Meiner Ansicht nach gab es einen eklatanten Unwillen der Verhandlungsträger, die Öffentlichkeit über den Stand der Verhandlungen zu informieren oder an der Willensbildung mitwirken zu lassen. So wurde z.B. der Versuch von über 300 NGOs (die 3,28 Mio. Unterschriften gesammelt hatten), eine Europ. Bürgerinitiative gegen CETA zu gründen, von der Europ. Kommission sabotiert. Der EuGH hat dieses Vorgehen im Nachhinein (und viel zu spät) als nicht rechtens verworfen.
Auch die Darstellung im öffentlich-rechtlichen Fernsehen erschien mir nicht adäquat. So wurde suggeriert, dass es bei CETA hauptsächlich um die Senkung von Zöllen und die Vereinheitlichung von Normen gänge. Die Kritik der meisten NGOs richtete sich jedoch im wesentlichen auf ganz andere Punkte des Abkommens. Auch die Berichterstattung über eine der größten Demonstrationen der letzten Jahre (17.09.2016) war der Wichtigkeit des Themas nicht angemessen. (Nebenbei: Die Berichterstattung im (ebenfalls öffentlich-rechtlichen) DLF fand ich dagegen in Ordnung.)
Hier meine Fragen:
* Haben Sie sich als MdB ausreichend über den Fortgang der Verhandlungen informiert gefühlt? Fanden Sie Ihren Einfluß angemessen?
* Wie soll die Öffentlichkeit in Zukunft an der politischen Willensbildung bei Freihandelsabkommen beteiligt werden?

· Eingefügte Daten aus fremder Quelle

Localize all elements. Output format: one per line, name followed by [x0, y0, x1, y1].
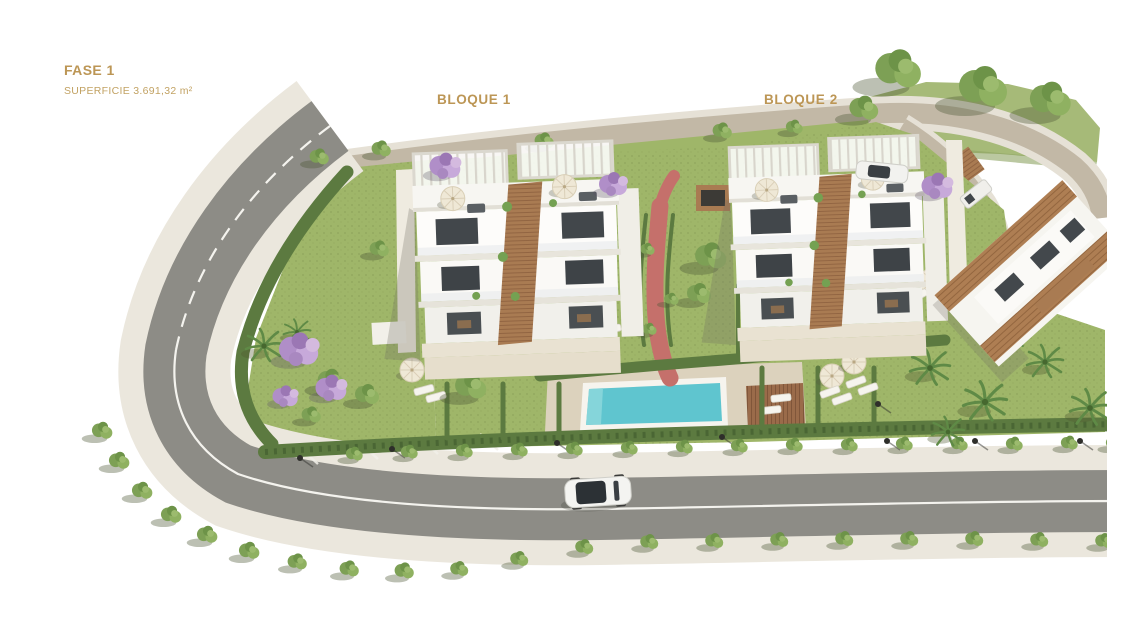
- pool: [586, 383, 722, 425]
- bloque-2-label: BLOQUE 2: [764, 92, 838, 107]
- crop-margin: [1107, 0, 1130, 635]
- fase-label: FASE 1: [64, 62, 115, 78]
- superficie-label: SUPERFICIE 3.691,32 m²: [64, 85, 193, 97]
- bloque-1-label: BLOQUE 1: [437, 92, 511, 107]
- site-plan-render: FASE 1 SUPERFICIE 3.691,32 m² BLOQUE 1 B…: [0, 0, 1130, 635]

* Wäre es nicht besser, bei solch weitreichenden Fragen die Wähler per Volksentscheid am Ende des Verhandlungsprozesses entscheiden zu lassen?
* Wie beurteilen Sie den derzeitigen Zuschnitt von Freihandelsabkommen? Warum wird nicht nur über Zölle und Normen verhandelt? Warum muss der Investorenschutz Teil eines solchen Abkommens sein? Warum gehören (einklagbare) Arbeitnehmen- und Umweltschutzrechte nicht in solches Abkommen?
Sehr geehrter Herr Pasch,
vielen Dank für Ihre Fragen zum Freihandelsabkommen CETA. Sie finden umfangreiche Informationen über CETA auf der Internetseite der Europäischen Kommission, darunter den komplett ausgehandelten Vertragstext in deutscher Übersetzung unter folgendem Link:
http://eur-lex.europa.eu/legal-content/DE/TXT/HTML/?uri=CELEX:52016PC0444&from=EN
Das CETA-Abkommen hat die Europäische Kommission auf Grundlage eines Mandats der Mitgliedsstaaten mit der kanadischen Regierung verhandelt. Über den Verhandlungsstand wurde die Bundesregierung regelmäßig unterrichtet. Der Deutsche Bundestag hat intensiv über verschiedenste Aspekte des CETA-Abkommens und über CETA als Ganzes beraten und jeder einzelne Abgeordnete wurde unter anderem in Form zahlreicher Antworten der Bundesregierung über CETA informiert. Diese Antworten der Bundesregierung und viele weitere Informationen aus Parlamentsdebatten, Anhörungen und Ausschüssen sind öffentlich auf der Internetseite des Deutschen Bundestages abrufbar. Es gibt kaum ein Handelsabkommen, das derart umfassend in der Öffentlichkeit diskutiert wurde wie CETA.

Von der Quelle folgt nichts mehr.